The longtime Hatfield resident, who later worked 28 years as a nurse for the Veterans Administration in Northampton, plans to march as long as her body will allow.

“Until the kids see all of us out here, Memorial Day is not going to mean anything,” she said.

For 7-year-old Molly O’Brien, the holiday was both exciting and somber.

“It’s really sad because soldiers had to die,” she said, adding that she always thinks about her late grandfather William O’Brien, who served in the Marine Corps during World War II. “(Memorial Day) means a really important thing.”

A large sea of purple took up the front of the procession, as Hatfield School Band members provided patriotic accompaniment. Town police and fire departments, American Legion Post 344’s marching members, motorcycle contingent and color guard, and Select Board members were among groups represented during the event.

True to Hatfield’s rich farming background, a tractor towing a wagon filled with children from 4-H Clovers of All Trades club took up the back of the parade.

Tom LaBombard waved to the passers-by as he grilled burgers and chicken at the Main Street house he shares with partner Dale Faucett and their family.

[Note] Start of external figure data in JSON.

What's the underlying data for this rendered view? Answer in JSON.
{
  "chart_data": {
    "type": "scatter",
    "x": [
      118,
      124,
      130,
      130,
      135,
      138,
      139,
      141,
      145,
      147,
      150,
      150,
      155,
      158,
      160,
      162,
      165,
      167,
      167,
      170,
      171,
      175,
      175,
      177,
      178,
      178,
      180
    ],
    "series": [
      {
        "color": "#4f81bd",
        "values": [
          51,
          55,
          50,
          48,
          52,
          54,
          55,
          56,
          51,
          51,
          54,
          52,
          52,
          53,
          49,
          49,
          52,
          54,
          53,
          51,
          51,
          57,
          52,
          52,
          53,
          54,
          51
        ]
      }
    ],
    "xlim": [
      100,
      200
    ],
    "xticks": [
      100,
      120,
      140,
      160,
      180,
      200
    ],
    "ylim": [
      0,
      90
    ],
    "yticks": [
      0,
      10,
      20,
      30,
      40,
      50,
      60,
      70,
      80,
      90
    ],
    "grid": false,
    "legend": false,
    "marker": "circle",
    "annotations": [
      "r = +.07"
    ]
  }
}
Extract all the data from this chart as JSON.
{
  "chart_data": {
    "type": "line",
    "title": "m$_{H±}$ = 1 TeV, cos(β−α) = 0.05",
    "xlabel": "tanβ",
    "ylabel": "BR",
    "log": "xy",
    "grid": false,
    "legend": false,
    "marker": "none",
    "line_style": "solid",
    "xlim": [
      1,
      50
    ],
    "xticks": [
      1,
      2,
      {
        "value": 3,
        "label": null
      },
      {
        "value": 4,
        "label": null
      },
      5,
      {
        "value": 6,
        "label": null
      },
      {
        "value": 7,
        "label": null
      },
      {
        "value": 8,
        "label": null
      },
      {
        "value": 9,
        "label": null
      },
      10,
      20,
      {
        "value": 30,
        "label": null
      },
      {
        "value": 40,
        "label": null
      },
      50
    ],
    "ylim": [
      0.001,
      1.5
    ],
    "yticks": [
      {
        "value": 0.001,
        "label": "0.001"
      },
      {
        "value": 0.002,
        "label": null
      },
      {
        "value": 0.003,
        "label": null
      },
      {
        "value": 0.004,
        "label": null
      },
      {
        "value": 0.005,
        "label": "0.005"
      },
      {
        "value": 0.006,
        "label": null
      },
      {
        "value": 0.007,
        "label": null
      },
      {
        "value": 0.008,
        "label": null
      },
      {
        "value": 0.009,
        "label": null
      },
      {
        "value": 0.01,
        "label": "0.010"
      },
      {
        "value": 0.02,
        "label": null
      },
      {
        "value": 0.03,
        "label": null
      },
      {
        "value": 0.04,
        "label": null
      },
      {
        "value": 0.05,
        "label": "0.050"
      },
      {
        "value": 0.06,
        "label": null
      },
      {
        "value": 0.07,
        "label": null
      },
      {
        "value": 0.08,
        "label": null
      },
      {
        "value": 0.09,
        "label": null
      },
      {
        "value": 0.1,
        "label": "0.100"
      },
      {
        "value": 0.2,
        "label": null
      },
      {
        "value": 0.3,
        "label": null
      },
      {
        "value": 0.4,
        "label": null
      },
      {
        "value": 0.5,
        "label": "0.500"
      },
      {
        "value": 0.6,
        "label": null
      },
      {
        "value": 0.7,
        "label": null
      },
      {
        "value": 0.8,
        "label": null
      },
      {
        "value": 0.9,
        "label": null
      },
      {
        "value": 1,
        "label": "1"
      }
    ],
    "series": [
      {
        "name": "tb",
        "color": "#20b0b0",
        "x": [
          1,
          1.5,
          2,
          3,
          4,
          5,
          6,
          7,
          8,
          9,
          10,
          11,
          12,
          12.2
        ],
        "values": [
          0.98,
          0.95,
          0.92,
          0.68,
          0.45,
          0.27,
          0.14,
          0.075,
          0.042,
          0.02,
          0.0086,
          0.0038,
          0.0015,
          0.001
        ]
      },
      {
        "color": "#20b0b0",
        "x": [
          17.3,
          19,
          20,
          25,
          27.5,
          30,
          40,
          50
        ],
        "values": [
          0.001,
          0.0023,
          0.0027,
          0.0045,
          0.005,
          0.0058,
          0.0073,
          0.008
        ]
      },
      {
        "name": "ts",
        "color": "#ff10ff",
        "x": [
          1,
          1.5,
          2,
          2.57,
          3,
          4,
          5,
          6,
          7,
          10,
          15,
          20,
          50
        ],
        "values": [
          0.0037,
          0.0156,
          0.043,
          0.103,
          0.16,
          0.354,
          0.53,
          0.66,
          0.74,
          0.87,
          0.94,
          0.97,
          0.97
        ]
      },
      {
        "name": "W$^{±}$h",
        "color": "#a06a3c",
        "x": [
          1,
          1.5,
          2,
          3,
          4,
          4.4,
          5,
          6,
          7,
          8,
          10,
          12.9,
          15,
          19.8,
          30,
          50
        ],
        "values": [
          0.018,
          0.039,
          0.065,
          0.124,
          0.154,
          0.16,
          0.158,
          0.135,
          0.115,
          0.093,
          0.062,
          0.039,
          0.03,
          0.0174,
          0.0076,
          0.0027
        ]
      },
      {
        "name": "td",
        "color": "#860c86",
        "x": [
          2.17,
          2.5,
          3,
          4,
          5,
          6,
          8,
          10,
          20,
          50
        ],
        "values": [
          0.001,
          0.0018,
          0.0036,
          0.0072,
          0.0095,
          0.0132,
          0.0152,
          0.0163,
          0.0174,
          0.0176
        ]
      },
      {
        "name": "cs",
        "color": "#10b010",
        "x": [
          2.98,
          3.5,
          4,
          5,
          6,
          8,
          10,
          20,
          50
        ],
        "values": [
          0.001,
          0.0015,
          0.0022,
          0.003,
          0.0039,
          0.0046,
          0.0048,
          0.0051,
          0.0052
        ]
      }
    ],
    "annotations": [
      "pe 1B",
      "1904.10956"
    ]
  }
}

“Come by and get some (food) after,” he called out, adding that their location was the “best view in town.”

While Faucett said that Memorial Day serves as the “unofficial start of summer,” she added that it was important to “keep the holiday in the way which it was intended.”

The crowd did just that, gathering at Smith Academy Park adjacent to the Town Hall for a ceremony following the parade.

As the Pledge of Allegiance was read, 6-year-old Ryder Pelis of Hatfield confidently spoke every word in unison. His mother, Heather, proudly smiled.

A standing ovation was given to two World War II veterans in the crowd — Coast Guard veteran Bob Belado, 90, of Amherst, and Navy veteran Theodore Picard, 96, of Hatfield.

Four names of Hatfield veterans who died over the last year were also publicly acknowledged — Joseph Zembiski, Albin Karpinski, Alexander Ciszewski and John Rankin.

“He has sounded forth the trumpet that shall never call retreat,” sang Lynn-Ann Parsons as she performed “The Battle Hymn of the Republic,” accompanied by Michael Parsons.

Smith Academy student Molly Kokoski read a portion of Patrick Henry’s speech, concluding with the famous words, “I know not what course others may take; but as for me, give me liberty or give me death.”

Fellow student Madison Zigmont quoted “that we here highly resolve that these dead shall not have died in vain,” from Lincoln’s Gettysburg Address.

In concluding the ceremony, Michael J. Carey, Vietnam veteran and register of the Hampshire Probate and Family Court, emphasized the high cost of freedom.

“Today, we show our appreciation for their willingness to put themselves at risk and to pay the ultimate price,” he said.

Carey said the meaning of the day is “lodged deep in our consciousness,” and for him it’s the “face and voice” of his childhood friend Donald Ashton of Easthampton, an Army corporal who was delivered home from the Pleiku Province in South Vietnam at the age of 19.

“I think of how much he missed out on,” Carey said. He added that nearly 7,000 servicemen and women have answered “the final call for their country” since the graduating seniors at Smith Academy were beginning their kindergarten year.

That’s why Douglas makes the one-mile commemorative walk each year, despite her age. She said her health, and the health of her brothers is not good, but they will continue to turn down a ride.

Her daughter Janet Casey, also of Hatfield, said “come Memorial Day, they don’t care what I say. They’re just determined to march.”

And march they did, even as George Balise began to collapse during the walk and was helped to a seat.

Patricia Douglas said she also considers how much the fallen troops have missed.

“I hope some day wars don’t take humans,” she said, wiping away another tear.